If you have ordered lamb or mutton for hotpot in Shanghai over
the last four years, you might have been served rat, fox or mink, the
Ministry of Public Security said on Thursday.
"Since
2009, the suspect, surnamed Wei, has bought foxes, minks, rats and
other uninspected meat products in Shandong," the ministry said in a
press release on its website.
"After adding gelatine, carmine,
nitrate and other substances, he sold the meat as fake lamb rolls [for
hot pot] at farmers' markets in Jiangsu and Shanghai."
Wei's
organisation was raided in Jiangsu and Shanghai in February, which led
to the arrest of 63 suspects and the seizure of 10 tons of meat and
additives.
Police estimates that Wei's sales over the last four years have reached a value of 10 million yuan (HK$12.6 million).
In
March, police in Baotou, a city in the Inner Mongolian Autonomous
Region, stopped a company that since 2010 has been producing beef jerky
from duck meat and selling it in 15 Chinese provinces.
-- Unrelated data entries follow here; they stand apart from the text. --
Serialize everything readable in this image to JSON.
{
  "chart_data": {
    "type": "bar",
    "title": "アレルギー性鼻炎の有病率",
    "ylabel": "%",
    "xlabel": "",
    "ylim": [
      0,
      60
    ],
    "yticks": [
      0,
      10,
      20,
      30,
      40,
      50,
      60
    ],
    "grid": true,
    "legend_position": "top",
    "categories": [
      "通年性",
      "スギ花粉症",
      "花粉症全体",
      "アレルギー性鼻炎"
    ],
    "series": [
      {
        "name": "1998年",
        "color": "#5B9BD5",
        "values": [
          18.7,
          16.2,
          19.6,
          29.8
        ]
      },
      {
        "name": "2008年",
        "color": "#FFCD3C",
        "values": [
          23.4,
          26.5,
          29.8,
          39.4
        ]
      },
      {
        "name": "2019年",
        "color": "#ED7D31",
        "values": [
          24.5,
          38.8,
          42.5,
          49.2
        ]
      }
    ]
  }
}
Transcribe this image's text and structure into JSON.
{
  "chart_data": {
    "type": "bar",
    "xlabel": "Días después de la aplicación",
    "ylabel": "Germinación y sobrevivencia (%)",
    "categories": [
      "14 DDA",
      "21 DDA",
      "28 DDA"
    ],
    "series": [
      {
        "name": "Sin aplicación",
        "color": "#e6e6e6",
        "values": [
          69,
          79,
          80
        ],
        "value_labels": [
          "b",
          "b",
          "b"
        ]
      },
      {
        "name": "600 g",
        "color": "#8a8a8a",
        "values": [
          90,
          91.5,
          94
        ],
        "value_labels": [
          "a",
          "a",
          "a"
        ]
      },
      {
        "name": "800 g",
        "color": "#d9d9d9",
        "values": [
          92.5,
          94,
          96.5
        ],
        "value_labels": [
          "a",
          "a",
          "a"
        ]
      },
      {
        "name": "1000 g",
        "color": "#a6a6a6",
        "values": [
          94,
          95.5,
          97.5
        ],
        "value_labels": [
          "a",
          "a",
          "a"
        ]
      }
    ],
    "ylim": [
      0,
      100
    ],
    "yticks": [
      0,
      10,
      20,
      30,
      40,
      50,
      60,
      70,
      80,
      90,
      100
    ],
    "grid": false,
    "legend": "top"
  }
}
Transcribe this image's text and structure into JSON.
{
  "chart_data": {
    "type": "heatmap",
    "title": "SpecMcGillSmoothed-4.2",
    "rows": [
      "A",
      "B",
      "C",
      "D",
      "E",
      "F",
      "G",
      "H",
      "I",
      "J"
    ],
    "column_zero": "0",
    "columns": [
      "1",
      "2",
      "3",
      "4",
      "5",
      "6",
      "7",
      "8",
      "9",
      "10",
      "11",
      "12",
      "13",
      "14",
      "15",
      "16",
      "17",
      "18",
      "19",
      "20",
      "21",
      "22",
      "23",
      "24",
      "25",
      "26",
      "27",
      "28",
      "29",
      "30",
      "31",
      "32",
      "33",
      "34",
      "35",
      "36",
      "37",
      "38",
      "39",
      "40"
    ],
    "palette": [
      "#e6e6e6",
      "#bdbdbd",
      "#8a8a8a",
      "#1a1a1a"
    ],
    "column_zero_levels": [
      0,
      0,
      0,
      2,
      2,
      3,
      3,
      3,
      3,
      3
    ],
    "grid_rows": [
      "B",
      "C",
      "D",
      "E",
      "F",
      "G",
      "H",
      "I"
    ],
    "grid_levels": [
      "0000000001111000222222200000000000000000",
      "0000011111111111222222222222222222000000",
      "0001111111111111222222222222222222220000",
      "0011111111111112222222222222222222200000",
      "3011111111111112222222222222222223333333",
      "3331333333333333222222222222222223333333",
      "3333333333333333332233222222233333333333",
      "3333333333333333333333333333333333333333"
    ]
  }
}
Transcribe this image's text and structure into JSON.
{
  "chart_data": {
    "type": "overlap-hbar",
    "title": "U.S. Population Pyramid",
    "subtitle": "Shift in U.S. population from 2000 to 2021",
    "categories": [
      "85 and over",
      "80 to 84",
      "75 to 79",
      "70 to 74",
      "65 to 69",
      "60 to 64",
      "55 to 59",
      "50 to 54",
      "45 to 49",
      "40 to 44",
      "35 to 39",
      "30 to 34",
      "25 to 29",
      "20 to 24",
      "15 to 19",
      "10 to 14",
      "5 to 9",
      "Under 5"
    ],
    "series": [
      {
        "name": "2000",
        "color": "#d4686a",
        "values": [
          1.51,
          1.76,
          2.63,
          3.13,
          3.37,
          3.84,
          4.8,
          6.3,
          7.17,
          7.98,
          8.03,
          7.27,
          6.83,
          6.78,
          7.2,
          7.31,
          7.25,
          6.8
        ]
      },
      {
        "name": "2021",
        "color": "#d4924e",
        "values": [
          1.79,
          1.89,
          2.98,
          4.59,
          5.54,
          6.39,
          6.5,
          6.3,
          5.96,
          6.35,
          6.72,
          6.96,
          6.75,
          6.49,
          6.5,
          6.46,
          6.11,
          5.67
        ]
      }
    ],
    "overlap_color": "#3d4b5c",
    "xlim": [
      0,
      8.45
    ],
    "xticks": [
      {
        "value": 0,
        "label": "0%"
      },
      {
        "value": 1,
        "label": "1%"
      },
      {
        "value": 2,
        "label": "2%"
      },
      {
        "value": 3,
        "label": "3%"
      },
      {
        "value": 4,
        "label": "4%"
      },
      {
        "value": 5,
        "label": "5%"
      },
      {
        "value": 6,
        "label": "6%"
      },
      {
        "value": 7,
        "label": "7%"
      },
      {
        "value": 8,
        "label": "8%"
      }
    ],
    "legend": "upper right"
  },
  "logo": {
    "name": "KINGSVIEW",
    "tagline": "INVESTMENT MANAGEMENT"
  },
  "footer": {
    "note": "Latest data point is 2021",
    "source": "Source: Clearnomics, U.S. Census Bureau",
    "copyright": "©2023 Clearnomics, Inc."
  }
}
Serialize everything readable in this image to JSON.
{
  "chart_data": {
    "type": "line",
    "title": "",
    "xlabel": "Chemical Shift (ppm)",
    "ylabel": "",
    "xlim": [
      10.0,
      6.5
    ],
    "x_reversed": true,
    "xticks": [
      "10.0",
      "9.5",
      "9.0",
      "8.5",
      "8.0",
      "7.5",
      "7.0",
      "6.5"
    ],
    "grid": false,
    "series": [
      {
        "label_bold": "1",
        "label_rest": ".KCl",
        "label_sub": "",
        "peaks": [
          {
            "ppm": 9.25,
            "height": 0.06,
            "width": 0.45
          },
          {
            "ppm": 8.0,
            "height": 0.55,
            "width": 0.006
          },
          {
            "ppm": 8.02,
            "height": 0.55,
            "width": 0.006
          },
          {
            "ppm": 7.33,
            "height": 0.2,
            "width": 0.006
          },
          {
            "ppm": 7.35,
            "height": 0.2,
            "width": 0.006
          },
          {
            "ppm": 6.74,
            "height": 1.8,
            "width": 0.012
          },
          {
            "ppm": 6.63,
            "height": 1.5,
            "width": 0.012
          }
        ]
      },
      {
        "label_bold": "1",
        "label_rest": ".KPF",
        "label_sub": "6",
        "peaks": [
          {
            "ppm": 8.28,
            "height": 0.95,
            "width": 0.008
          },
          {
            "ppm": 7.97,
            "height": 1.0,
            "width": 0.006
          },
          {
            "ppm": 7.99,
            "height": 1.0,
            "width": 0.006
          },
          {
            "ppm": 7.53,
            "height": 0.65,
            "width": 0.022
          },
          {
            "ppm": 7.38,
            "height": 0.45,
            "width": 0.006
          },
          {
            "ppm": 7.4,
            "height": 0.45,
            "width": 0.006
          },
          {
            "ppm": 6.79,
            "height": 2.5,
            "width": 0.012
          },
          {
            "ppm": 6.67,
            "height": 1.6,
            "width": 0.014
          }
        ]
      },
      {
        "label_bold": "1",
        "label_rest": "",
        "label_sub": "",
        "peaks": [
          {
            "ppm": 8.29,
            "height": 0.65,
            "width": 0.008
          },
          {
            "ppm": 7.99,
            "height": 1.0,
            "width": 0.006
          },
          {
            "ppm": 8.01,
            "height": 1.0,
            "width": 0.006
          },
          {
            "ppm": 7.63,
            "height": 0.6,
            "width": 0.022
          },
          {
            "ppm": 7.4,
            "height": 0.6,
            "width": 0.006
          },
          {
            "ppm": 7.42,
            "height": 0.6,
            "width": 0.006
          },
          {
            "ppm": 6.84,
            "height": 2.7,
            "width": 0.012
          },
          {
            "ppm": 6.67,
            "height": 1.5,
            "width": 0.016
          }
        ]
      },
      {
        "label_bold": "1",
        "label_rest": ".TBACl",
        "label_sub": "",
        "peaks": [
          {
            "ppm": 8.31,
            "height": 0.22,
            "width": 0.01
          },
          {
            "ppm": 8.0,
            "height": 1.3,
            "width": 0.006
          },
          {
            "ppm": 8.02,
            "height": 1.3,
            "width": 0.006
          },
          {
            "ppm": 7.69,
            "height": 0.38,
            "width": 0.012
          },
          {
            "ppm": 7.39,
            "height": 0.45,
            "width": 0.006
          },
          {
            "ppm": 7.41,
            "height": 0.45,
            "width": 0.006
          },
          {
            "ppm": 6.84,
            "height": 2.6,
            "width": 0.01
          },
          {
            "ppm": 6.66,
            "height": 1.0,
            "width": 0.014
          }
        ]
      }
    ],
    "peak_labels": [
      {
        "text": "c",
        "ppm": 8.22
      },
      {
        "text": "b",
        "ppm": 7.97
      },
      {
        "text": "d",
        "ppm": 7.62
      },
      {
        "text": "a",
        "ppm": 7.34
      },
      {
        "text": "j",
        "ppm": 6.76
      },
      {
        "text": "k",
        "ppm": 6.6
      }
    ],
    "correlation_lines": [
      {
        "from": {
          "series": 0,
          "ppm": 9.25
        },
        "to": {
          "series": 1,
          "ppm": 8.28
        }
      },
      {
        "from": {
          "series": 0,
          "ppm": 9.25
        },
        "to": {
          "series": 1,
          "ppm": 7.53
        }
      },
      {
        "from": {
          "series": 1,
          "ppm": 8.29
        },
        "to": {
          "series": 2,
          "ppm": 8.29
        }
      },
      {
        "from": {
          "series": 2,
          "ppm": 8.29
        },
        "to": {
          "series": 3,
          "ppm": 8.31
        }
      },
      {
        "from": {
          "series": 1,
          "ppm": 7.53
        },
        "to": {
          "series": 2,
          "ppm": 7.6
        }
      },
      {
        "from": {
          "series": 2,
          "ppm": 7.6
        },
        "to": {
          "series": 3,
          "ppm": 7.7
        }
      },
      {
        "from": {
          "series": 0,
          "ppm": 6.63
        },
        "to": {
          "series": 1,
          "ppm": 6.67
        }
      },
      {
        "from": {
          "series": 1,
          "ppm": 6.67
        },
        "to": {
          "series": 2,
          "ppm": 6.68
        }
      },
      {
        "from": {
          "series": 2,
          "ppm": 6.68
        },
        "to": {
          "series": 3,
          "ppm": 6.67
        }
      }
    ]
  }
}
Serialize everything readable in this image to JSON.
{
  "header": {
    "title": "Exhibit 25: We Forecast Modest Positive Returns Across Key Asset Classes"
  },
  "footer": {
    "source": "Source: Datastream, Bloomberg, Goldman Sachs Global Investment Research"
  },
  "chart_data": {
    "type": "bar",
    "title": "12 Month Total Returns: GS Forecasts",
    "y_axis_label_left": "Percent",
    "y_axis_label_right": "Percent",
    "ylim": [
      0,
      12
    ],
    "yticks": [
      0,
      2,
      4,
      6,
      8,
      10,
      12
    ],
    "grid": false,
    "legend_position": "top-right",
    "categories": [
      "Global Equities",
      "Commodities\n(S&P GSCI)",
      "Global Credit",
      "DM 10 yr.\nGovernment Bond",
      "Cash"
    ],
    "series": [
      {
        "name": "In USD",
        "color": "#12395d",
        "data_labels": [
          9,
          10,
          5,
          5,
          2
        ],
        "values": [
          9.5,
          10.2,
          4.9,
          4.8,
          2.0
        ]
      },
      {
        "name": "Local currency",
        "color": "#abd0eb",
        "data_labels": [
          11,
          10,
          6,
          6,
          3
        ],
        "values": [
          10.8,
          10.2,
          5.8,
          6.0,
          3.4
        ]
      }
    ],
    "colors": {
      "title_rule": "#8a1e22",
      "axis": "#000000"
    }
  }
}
Almost 15 tons of
the fake jerky were confiscated.
These are two of 10
stomachs-wrenching cases the ministry listed as exemplary of a crackdown
on food product fraud - meat of diseased animals, steroid-manipulated
meat and sewer oil - that started two weeks before Chinese New Year, on
January 25.
Over the last three months, authorities throughout
China have seized some 20,000 tons in counterfeit meat and arrested
3,576 suspects in the operation, dealing "a heavy blow to the arrogance
of criminals", the ministry said.
The campaign comes amid a growing shortage in agricultural products and a general sense of anxiety over food security.
The
task of providing an adequate supply of safe food would be "very
tough", Agriculture Minister Han Changfu said at a meeting in December.
In 2010, some 300,000 children got sick after consuming melamine-tainted milk products.
Studies
last year showed excessive amounts of heavy metals in rice from several
regions. In 2005, a fake chicken egg producer's website boasted
producing 1,500 eggs a day out of paraffin wax and algae.